对于钱平最近一段时间的不安分,沈子清洞若观火,虽然布依依现在不在京师,但京师依然没有什么可以瞒过沈子清,布依依临走之前将京师的一切都移交给了慕容九,慕容九现在成了沈子清的情报局长。沈子清一直对程巨荣深怀戒心,这个老狐狸先前与万正海一唱一和,在华国政坛呼风唤雨,现在万正海出事了,丝毫没有波及他,由此可见这人的城府和手腕。沈子清总觉得这个狐狸还有招没有使出来,不过沈子清也不急,现在的沈子清开始稳扎稳打,他至少要先把自己这么多的产业聚拢理顺,与此同时,也要把荆楚资管打下去。荆楚资管没了,程巨荣就相当自断一臂。就算是零敲碎打,沈子清也能生生把这个老狐狸玩死,只要他稍一露出底牌,沈子清立即便会知晓。沈子清自信有足够能力应对这只老狐狸,现在的慕容九把程系列入了重点监控的对象。
沈子清如此做,不只是为了冯知春,同样是为了死去的花露讨个说法,花露的丈夫便是程巨荣的小儿子,当年,花露夫妇结婚之时不但没有得到家里的祝福,反而诸多阻挠,花露夫妇虽然情投意和,但国为程家的激烈反对两人过得十分不快乐,最后两人双双陨命,程巨荣对花家不喜有意疏远打压,致使花远坐了冷板凳,花靖和早早退休,这些总归要个说法。
而对于靠上程巨荣的钱平父子,沈子清本来就想去找他们麻烦,把程巨荣的牙掰掉,他还没找钱平父子的麻烦,钱平却自己找上门来躲在背后搞风搞雨,钱平自以为隐秘的那些小动作能瞒得过别人,却瞒不过慕容九掌控的网络,沈子清原本是想魔园开园之后教训一下钱平父子。今天,钱平正好撞到了枪口上,沈子清又怎么会轻易饶过他。
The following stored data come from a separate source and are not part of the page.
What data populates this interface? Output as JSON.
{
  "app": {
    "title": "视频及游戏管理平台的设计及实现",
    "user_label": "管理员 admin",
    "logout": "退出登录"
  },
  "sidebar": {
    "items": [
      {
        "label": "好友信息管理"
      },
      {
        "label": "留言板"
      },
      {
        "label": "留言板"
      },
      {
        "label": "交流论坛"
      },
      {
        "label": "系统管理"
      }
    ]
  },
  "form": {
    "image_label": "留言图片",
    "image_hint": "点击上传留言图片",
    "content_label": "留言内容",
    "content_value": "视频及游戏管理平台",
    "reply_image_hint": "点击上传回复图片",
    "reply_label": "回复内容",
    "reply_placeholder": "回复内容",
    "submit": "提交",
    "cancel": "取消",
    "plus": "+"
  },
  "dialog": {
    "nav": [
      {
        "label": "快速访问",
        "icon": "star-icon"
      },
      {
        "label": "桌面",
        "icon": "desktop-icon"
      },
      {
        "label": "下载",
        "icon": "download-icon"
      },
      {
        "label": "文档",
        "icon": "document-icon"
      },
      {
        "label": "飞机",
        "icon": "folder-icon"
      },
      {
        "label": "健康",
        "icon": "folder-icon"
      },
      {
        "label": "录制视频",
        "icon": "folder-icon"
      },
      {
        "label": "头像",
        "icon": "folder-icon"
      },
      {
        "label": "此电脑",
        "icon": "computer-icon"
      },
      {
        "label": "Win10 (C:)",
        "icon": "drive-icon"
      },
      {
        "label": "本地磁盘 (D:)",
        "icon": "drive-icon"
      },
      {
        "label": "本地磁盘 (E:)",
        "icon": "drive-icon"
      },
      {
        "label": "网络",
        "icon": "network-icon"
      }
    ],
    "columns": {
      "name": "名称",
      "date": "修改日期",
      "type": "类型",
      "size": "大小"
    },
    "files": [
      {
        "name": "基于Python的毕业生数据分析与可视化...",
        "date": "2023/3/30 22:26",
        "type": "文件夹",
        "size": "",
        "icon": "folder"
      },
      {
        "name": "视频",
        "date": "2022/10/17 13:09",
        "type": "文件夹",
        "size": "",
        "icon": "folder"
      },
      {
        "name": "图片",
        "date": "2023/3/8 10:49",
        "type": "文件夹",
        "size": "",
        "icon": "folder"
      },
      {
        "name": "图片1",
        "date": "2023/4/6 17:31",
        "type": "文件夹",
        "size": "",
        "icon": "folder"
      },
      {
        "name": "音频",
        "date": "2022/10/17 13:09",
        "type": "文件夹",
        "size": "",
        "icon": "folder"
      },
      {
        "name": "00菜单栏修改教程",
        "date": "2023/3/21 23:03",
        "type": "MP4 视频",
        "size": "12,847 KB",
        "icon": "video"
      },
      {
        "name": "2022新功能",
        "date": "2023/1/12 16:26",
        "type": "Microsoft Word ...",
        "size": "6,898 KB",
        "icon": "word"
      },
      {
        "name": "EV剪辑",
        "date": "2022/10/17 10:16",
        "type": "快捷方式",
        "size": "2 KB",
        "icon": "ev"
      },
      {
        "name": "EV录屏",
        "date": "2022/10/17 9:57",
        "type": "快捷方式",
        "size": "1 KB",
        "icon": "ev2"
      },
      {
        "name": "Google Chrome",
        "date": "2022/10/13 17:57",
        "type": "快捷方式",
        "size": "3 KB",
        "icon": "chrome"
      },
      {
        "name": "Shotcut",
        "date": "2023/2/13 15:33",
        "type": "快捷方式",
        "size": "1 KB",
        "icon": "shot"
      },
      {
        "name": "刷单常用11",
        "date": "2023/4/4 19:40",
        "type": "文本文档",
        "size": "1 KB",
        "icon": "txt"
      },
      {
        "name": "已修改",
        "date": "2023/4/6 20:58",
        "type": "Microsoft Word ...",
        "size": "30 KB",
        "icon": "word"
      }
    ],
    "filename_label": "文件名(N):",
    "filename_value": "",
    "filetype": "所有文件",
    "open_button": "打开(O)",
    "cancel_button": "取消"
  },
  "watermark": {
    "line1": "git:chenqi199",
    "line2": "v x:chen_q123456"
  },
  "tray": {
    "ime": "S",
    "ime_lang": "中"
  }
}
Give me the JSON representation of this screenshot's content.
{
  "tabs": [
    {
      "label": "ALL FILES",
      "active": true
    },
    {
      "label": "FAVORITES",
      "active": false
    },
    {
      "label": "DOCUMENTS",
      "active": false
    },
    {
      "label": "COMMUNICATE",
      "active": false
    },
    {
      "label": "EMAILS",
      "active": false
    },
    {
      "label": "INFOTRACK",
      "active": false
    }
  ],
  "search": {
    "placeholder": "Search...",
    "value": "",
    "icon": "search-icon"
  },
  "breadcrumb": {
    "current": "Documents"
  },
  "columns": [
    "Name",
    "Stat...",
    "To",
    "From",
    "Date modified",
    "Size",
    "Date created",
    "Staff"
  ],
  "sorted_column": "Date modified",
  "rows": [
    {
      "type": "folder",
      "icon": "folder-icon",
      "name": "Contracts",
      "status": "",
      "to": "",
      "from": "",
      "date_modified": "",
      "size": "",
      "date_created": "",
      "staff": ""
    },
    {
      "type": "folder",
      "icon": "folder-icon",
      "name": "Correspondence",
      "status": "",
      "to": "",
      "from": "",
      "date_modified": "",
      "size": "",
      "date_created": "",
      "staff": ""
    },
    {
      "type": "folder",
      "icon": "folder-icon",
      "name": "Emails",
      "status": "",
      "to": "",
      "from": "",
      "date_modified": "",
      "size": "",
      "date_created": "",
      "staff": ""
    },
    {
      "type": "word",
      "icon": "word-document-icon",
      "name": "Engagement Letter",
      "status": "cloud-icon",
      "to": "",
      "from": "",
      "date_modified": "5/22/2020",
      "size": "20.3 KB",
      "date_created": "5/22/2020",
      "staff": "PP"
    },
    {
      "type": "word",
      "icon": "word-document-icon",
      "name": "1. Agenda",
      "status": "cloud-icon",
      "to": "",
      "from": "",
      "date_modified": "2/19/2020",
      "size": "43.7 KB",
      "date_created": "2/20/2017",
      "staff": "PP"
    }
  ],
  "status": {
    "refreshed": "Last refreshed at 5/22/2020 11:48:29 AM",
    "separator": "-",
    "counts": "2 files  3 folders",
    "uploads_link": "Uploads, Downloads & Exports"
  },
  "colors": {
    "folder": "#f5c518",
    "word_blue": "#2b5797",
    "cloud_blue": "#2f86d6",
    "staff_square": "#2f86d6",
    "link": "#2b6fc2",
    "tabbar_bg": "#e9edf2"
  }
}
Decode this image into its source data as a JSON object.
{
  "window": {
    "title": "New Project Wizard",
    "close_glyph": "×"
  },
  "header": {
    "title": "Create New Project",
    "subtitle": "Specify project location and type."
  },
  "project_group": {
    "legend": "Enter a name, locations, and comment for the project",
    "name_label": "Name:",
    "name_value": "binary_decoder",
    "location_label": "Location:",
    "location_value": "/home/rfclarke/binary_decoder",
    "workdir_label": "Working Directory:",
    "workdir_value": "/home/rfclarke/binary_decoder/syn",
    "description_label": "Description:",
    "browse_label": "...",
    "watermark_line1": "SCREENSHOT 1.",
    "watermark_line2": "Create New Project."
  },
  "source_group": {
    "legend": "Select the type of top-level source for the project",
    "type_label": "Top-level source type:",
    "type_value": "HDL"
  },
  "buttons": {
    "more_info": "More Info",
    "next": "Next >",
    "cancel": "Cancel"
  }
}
听齐简冷冰冰地要自己脱光衣服裸奔,钱平面色灰白,他又看了一眼沈子清,但见沈子清笑眯眯地看着自己,好像就等自己说出不同意三个字然后马上敲折自己的腿了。
钱平哆哆嗦嗦近乎哀求地道:“能不能……留条内裤?”
沈子清看钱平样子好像怕及了自己,看来这个钱平还算识趣,想到自己身边还有这么多女人头顶上还骑着虫虫呐,让钱平就地裸奔有些不雅,遂手一挥对钱平道:“出了魔园再脱吧,看你这么有眼色,就给你一点面子,让你留条内裤,这次只是讨点利息,你那些小动作我以后再和你慢慢算。”
沈子清的话让钱平又是一哆嗦,原本心底里蓄满的底气突然消失得无影无踪,他像一个蓄满气势上场的拳手,但一见到曾经把他打趴下的对手却发现,自己依然没有挑战对方的勇气,他差点没有问沈子清,不留内裤裸奔一次然后一笔勾销怎么样。但钱平终究没有问出来,内裤是他最后一点可怜的自尊。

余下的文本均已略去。